Beijing is angling to revive confidence in private entrepreneurs and foreign investors via a renewed campaign for a unified national market and better business environment – an essential task to fulfil its ambitious expansion target of around 5 per cent and ensure economic stability in 2024.
“State-owned enterprises, private businesses and foreign-funded companies all play an important role in China’s modernisation drive,” said Li during the opening of the National People’s Congress, the country’s highest legislature.
Chinese authorities will remove existing restrictions on foreign investment in manufacturing and allow a wider footprint in China’s telecommunications and medical sectors, as well as government procurement, he said.
“We will strengthen services for foreign investors and make China a favoured destination for foreign investment,” the premier said. “We will make it easier for foreign nationals to work, study and travel in China.”
Foreign businesses are an important source of China’s technological expertise and a secondary line of communication for the country’s external relations, and the domestic private sector employs a vast majority of the workforce and contributes more than 60 per cent to national gross domestic product.
Analysts have cautioned that concrete steps must be taken to salvage hope, and that mere lip service will not be enough to regain trust.

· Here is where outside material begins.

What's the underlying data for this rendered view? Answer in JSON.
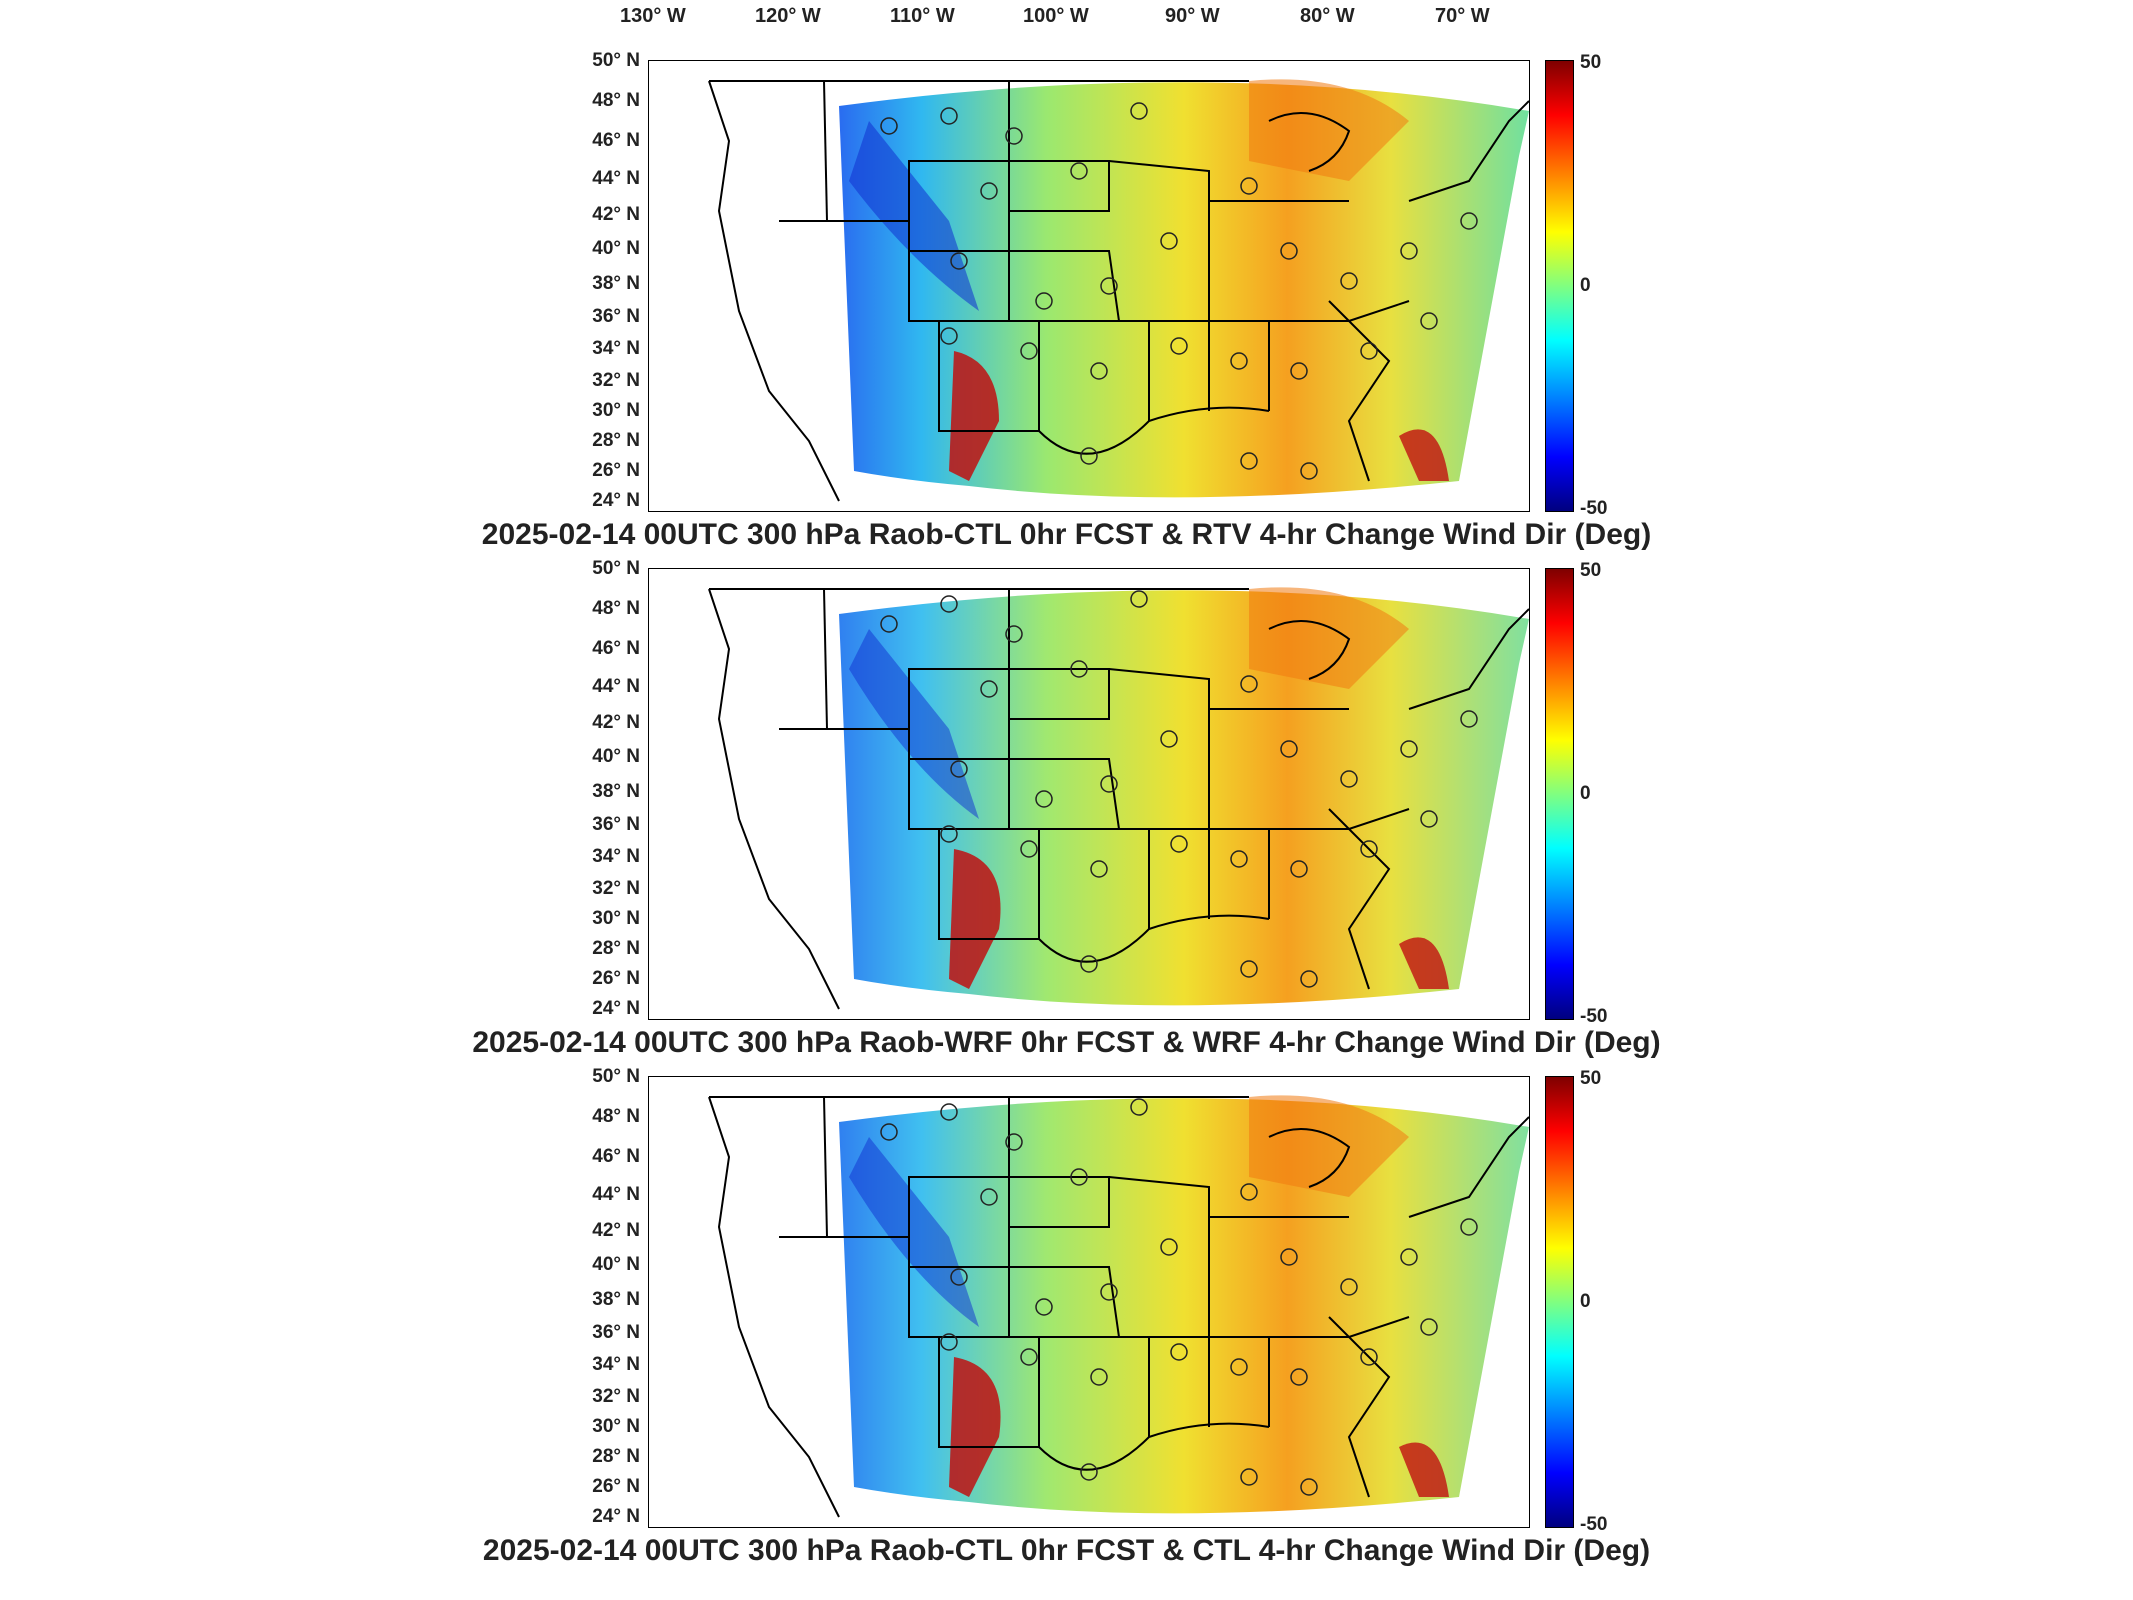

“What overseas investors and the private sector want is not just words, but big, deafening initiatives from Beijing,” said Ding Shuang, chief Greater China economist at Standard Chartered Bank.
“Their confidence can’t simply be mended by documents,” he added. “They want to see Beijing’s determination in policy implementation, and recovery will be a slow process.”
The country’s receipt of foreign direct investment (FDI) declined 13.7 per cent in 2023 from the year before, reaching US$163.3 billion.
Despite a 74 per cent rise in the number of newly established foreign-invested enterprises in January, FDI in China dropped 11.7 per cent on a year-on-year basis to 112.7 billion yuan (US$15.7 billion), according to figures from the country’s Ministry of Commerce.
During his address to the top legislature on Tuesday, Li acknowledged the operational difficulties of small and medium-sized enterprises over the past year.
Li listed two specific targets in the private sector for government support, including those firms’ share of loans and their proportion of bond issuances.
The premier named the need for market access, access to factors of production, impartial law enforcement and the protection of rights as other prominent areas which would receive close attention.
But such avowals might only leave stakeholders wanting more. “Commitment needs to be matched by action,” said Xu Tianchen, a senior China-based economist with the Economist Intelligence Unit.
“The most pressing concern is whether China can address the payment arrears owed to private businesses,” Xu said.
“Some action has been done, but not enough,” he added. “So it would be interesting to see whether further funding and legislation can be provided in that regard.”